Einen bemerkenswerten Tweet hat das „MKJFGFI“ abgesetzt. Diese kryptische Buchstabenfolge steht für ein Ministerium aus NRW.

Merke: Auch Vorfälle „unterhalb der Stafbarkeitsschwelle“ sollen gemeldet werden.

Dies bietet Anlass, um sich mit des deutschen Spießbürgers liebstem Hobby, dem Anschwärzen von Mitbürgern, zu beschäftigen. Damit das Thema auch schön polarisiert, am Beispiel des Denuntiantentums im Dritten Reich. Was hat es dazu nicht alles für tolle Studien, Dissertationen und Artikel gegeben?

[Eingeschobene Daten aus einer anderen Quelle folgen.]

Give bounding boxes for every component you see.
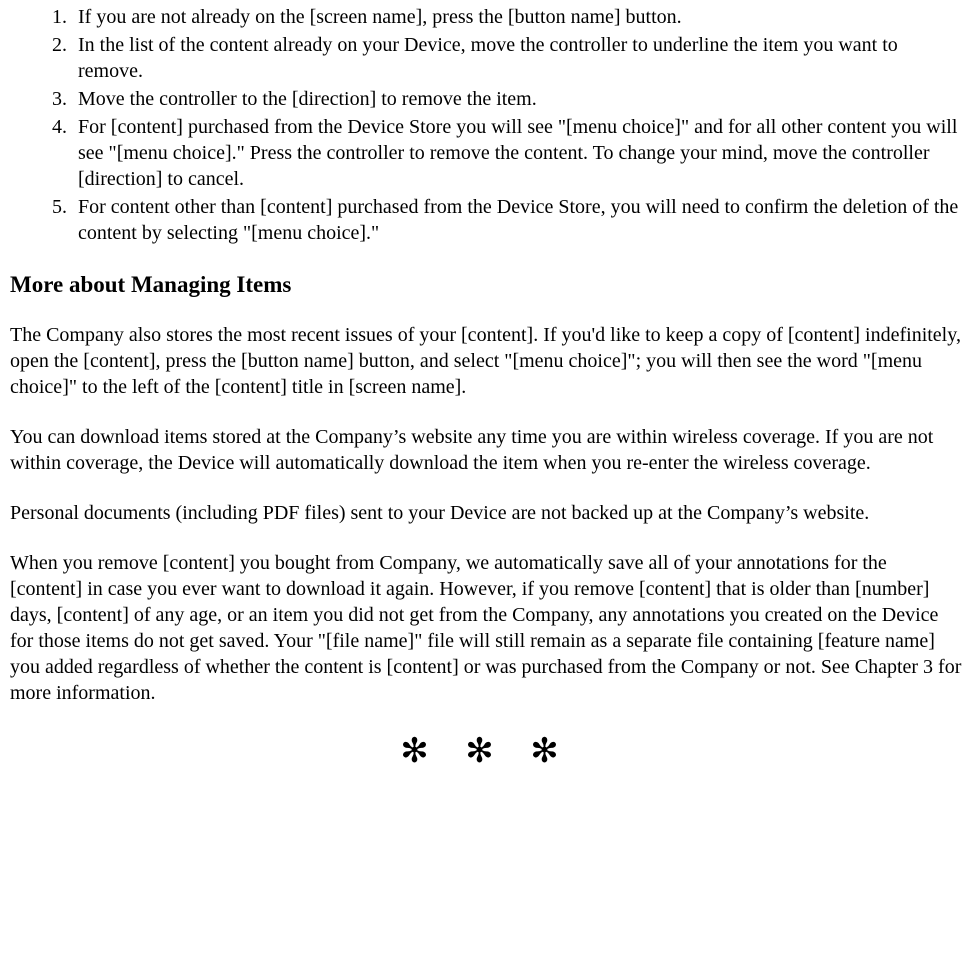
list-item: Move the controller to the [direction] t… xyxy=(72,86,963,112)
body-paragraph: Personal documents (including PDF files)… xyxy=(10,500,963,526)
section-heading: More about Managing Items xyxy=(10,270,963,300)
section-divider: ✻ ✻ ✻ xyxy=(10,730,963,774)
body-paragraph: When you remove [content] you bought fro… xyxy=(10,550,963,706)
list-item: For content other than [content] purchas… xyxy=(72,194,963,246)
list-item: In the list of the content already on yo… xyxy=(72,32,963,84)
list-item: If you are not already on the [screen na… xyxy=(72,4,963,30)
list-item: For [content] purchased from the Device … xyxy=(72,114,963,192)
body-paragraph: The Company also stores the most recent … xyxy=(10,322,963,400)
instruction-list: If you are not already on the [screen na… xyxy=(10,4,963,246)
body-paragraph: You can download items stored at the Com… xyxy=(10,424,963,476)
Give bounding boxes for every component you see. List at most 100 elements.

Weniger bekannt ist jedoch, dass das Problem auch den Nazis bekannt war und als solches gesehen wurde. In Thürigen gab es z.B. wegen Überlastung der Gestapo einen Erlass des Innenministeriums, den ich seiner Kürze wegen im Originalwortlaut wiedergeben kann:

Erlass zur „Bekämpfung des Denunziantentums“ in Thüringen (26. Mai 1934)

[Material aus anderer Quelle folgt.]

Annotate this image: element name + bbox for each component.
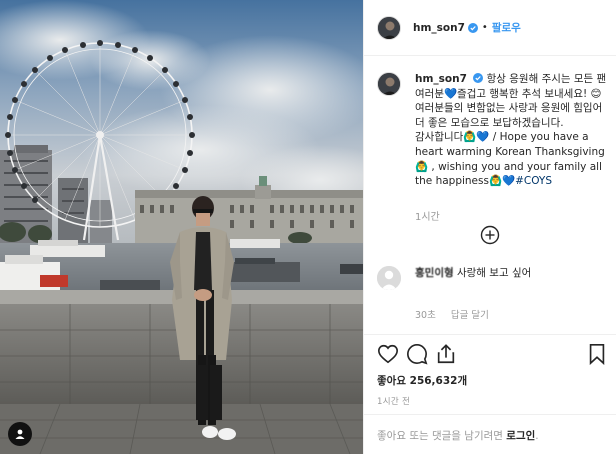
- caption-username[interactable]: hm_son7: [415, 73, 467, 85]
- post-photo[interactable]: [0, 0, 363, 454]
- caption-avatar[interactable]: [377, 72, 401, 96]
- bookmark-icon[interactable]: [586, 343, 608, 365]
- comment-meta: 30초 답글 달기: [415, 307, 501, 321]
- comment-icon[interactable]: [406, 343, 428, 365]
- likes-number: 256,632개: [409, 375, 468, 387]
- add-comment-plus-icon[interactable]: [480, 225, 500, 245]
- share-icon[interactable]: [435, 343, 457, 365]
- header-separator: •: [481, 22, 488, 33]
- posted-time: 1시간 전: [377, 397, 411, 407]
- likes-label: 좋아요: [377, 375, 406, 387]
- comment-avatar[interactable]: [377, 266, 401, 290]
- follow-button[interactable]: 팔로우: [492, 20, 521, 35]
- post-side-panel: hm_son7 • 팔로우 hm_son7 항상 응원해 주시는 모든 팬 여러…: [363, 0, 616, 454]
- header-avatar[interactable]: [377, 15, 401, 40]
- hashtag-link[interactable]: #COYS: [515, 175, 552, 187]
- login-prompt-bar: 좋아요 또는 댓글을 남기려면 로그인.: [364, 414, 616, 454]
- user-tag-icon[interactable]: [8, 422, 32, 446]
- caption-body: 항상 응원해 주시는 모든 팬 여러분💙즐겁고 행복한 추석 보내세요! 😊 여…: [415, 73, 607, 188]
- action-bar: [364, 334, 616, 368]
- post-header: hm_son7 • 팔로우: [364, 0, 616, 56]
- comment-username[interactable]: 흥민이형: [415, 267, 454, 279]
- login-link[interactable]: 로그인: [506, 430, 535, 442]
- verified-badge-icon: [473, 73, 484, 83]
- comment-body: 사랑해 보고 싶어: [456, 267, 532, 279]
- reply-button[interactable]: 답글 달기: [451, 310, 489, 321]
- comment-time: 30초: [415, 310, 436, 321]
- london-eye-photo: [0, 0, 363, 454]
- heart-icon[interactable]: [377, 343, 399, 365]
- verified-badge-icon: [467, 22, 478, 33]
- caption-time: 1시간: [415, 212, 440, 223]
- login-prompt-suffix: .: [535, 430, 539, 442]
- caption-text: hm_son7 항상 응원해 주시는 모든 팬 여러분💙즐겁고 행복한 추석 보…: [415, 72, 609, 189]
- header-username[interactable]: hm_son7: [413, 22, 465, 34]
- comment-text: 흥민이형 사랑해 보고 싶어: [415, 266, 607, 281]
- likes-count[interactable]: 좋아요 256,632개: [377, 373, 467, 388]
- caption-block: hm_son7 항상 응원해 주시는 모든 팬 여러분💙즐겁고 행복한 추석 보…: [377, 72, 609, 189]
- comment-item: 흥민이형 사랑해 보고 싶어 30초 답글 달기: [377, 266, 607, 321]
- login-prompt-text: 좋아요 또는 댓글을 남기려면: [377, 430, 503, 442]
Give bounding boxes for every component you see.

In der letzten Zeit ist eine erhebliche Zunahme des Denunziantentums festzustellen. Vielfach werden bei den Polizeibehörden Anzeigen wegen angeblich staatsfeindlicher Äußerungen erstattet. Bei näherer Prüfung ergibt es sich, daß diese Anzeigen fast ausschließlich auf persönliche Streitigkeiten zurückzuführen sind und daß die Äußerungen teilweise viele Monate zurückliegen. Namentlich werden bei Hausstreitigkeiten die Gegner oft politisch verdächtigt. Die Polizeibehörden werden daher angewiesen, gegen die leichtfertige Erstattung ungerechtfertigter Anzeigen auf Grund des § 164 des Strafgesetzbuches in der Fassung des Gesetzes vom 26. Mai 1933 (RGBl. S. 295) vorzugehen. Es muß mit allem Nachdruck dafür gesorgt werden, daß die des deutschen Volkes und des nationalsozialistischen Staates unwürdige Erscheinung des Denunziantentums verschwindet. – Thüringisches Ministerium des Innern

Heute leben wir bekanntlich im besten Deutschland aller Zeiten, das sich insbesondere auch als Gegenmodell zur Gewalt- und Willkürherrschaft im Dritten Reich versteht. Nun ist es leider so, dass man nicht immer und überall das Gegenteil der Nazis tun kann. Die Nazis sind z.B. jeden Morgen aufgestanden und haben ein Frühstück zu sich genommen. Das Gegenteil bestünde darin, sich jeden Morgen zu übergeben und danach wieder ins Bett zu gehen. Dies mag vielleicht noch in Studenwohnheimen funktionieren, ist aber als Handlungsempfehlung für die Gesellschaft untauglich. Die staatliche Aufforderung zum Denuntiantenum und die diesbezügliche Einrichtung von Meldestellen ist jedoch insoweit ambivalent. Das kann man natürlich machen. Meldewürdig verdächtig kann alles und jeder sein, denn Strafnormen sollen ja keine Rolle spielen. Mit Art. 23 DSGVO wird das bestimmt in Einklang zu bringen sein.